Yemek yemekten sonra sokak insanın en çok uğrak yerleri elbette tapınaklar.. Sokak başlarında tezgahlarında yüzlerce güzel çiçekler iplere geçirilmiş, tütsüler paketlenmiş, mumlar boy boy dizilmiş.. Yemek kokularının aksine burda kokular daha güzel. Renkler daha şaşalı. Ve elbette bir şekilde Tanrılarına ulaştıklarına inandıkları için insanlar daha huzurlu.. Tüm çiçekler Buda'ya sunuluyor tütsüler onun için yakılıyor.. Ve herkes dudaklarında mırıl mırıl birşeyler diliyor..
Çiçekleri ipe dizen kadınların parmakları nasır tutmuş. Ama ince işçilikten vazgeçmeden itinayla devam ediyor çalışmaya..
Çiçekler okadar güzelki. Herbirinden alıp evimin her yerine asasım gelsede valizimin zaten yeterince malzeme ile dolduğunu hatırlayıp sadece fotoğraf makineme bir kaç kare daha kaydedebiliyorum. Bir dahakine sanırım bir bavul dolusu çiçekle döneceğimi umut ederek...
Tayland'i populer yapan asıl konu elbette masajları. Hemen hemen her sokakta birtane hatta birden çok yanyana dizilmiş masaj salonları var. Bunların en çok rağbet göreni elbette ayak masajı. Önce mis gibi okaliptus kokan, lime ile zenginleştirilmiş sularda yıkanan ayaklar, sıcacık havlulara sarılıp dinlendiriliyor. Daha sonra marifetli eller en az bir saat boyunca dizlerden parmak üçlarına kadar en ince detayı bile atlamadan masajı yapıyor.

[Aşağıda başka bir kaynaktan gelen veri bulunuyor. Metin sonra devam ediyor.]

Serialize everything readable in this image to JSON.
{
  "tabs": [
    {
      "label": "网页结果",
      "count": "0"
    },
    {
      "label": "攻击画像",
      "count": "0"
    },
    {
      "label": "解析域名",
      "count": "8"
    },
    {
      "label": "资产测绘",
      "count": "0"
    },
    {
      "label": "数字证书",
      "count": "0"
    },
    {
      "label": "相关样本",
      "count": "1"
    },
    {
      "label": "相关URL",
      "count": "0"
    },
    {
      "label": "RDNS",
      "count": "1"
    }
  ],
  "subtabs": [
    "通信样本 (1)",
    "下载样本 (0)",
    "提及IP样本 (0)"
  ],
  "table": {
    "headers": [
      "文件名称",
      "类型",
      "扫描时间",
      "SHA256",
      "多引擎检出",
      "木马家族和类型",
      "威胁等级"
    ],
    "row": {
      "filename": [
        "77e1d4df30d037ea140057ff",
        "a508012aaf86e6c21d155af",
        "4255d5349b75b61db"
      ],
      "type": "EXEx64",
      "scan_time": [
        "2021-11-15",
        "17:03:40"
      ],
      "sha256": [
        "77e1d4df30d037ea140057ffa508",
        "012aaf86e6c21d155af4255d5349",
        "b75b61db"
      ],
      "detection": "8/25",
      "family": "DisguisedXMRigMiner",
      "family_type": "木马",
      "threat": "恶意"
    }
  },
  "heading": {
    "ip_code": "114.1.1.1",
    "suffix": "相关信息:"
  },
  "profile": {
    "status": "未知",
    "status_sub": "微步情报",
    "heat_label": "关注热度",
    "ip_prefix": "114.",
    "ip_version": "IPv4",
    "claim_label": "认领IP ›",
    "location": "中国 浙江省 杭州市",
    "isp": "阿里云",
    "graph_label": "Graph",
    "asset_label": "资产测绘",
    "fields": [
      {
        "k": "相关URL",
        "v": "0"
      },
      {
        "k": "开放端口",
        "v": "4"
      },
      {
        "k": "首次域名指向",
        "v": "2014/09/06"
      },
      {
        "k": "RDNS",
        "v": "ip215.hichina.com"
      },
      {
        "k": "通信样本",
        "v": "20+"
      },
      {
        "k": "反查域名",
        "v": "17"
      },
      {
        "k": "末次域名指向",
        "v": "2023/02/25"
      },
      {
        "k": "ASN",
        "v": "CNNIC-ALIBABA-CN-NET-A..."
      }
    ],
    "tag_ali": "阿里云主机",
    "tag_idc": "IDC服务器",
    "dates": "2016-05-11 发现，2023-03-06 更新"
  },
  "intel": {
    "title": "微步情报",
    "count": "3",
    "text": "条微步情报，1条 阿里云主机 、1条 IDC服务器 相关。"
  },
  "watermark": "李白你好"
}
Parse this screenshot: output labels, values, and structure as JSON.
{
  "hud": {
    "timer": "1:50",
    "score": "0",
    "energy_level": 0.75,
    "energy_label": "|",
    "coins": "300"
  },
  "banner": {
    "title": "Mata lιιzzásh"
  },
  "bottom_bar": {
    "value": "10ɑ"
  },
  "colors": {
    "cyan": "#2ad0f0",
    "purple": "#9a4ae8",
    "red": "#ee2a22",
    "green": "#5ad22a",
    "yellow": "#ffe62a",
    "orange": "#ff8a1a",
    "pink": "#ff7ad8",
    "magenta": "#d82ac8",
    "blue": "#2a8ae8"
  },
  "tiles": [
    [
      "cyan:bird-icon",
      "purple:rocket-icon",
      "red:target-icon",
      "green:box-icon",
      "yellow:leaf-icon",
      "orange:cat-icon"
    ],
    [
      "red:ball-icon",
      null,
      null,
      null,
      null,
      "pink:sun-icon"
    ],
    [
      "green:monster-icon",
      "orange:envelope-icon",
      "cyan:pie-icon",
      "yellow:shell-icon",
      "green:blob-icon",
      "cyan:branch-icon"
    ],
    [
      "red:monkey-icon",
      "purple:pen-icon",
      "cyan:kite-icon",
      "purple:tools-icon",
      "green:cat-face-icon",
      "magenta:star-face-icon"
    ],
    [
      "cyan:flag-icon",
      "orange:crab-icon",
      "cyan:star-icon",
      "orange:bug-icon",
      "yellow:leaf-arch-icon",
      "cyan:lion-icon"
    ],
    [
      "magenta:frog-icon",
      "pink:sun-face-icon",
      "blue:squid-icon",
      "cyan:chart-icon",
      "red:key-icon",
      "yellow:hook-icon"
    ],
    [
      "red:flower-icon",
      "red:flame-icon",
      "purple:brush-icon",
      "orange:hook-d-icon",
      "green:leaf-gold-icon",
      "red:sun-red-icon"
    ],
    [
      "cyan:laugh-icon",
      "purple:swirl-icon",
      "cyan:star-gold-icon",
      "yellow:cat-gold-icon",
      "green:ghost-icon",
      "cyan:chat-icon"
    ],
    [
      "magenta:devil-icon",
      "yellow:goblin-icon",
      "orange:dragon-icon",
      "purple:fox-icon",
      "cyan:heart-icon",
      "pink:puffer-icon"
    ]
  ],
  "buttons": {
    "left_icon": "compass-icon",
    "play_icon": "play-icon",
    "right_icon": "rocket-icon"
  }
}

Masaj bittiğinde kaslarınız okadar yumuşuyor ve rahatlıyorki yürüyemeyecekmişsiniz gibi hissediyorsunuz. Bundan sonra yürümekte neymiş sanırım uçacağım diyerek bir sonraki masajı ne zaman yaptırabilirimin hayalini kurmaya başlıyorsunuz.. Ayak masajının yanında harika Thai masajını tüm bedeninize yaptırmanızıda şiddetle tavsiye ederimki benim gibi 1.80 boyundaki kocaman bir insanı 1.50 lik bıdı bıdı bir kadının nasıl bu kadar kolay yoğurduğuna hala inanamıyorum :D:D:D:D
Hani olurda ben ayaklarımı mıncıklatmam derseniz o zaman bırakın mini mini balıklar bacaklarınızı gıdıklasın. Evet evet yanlış okumuyor ya da görmüyorsunuz. Bir odaya yerleştirilmiş içleri mini mini balıklarla dolu akvaryumlara insanlar bacaklarını sokup balıkların masajının tadını çıkarıyor. Açıkçası ben herkesin ayağının girdiği bir havuza ayak sokmaya cesaret edemedim. Ama siz illaki değişiklik istiyorsanız buyrun size balık masajı...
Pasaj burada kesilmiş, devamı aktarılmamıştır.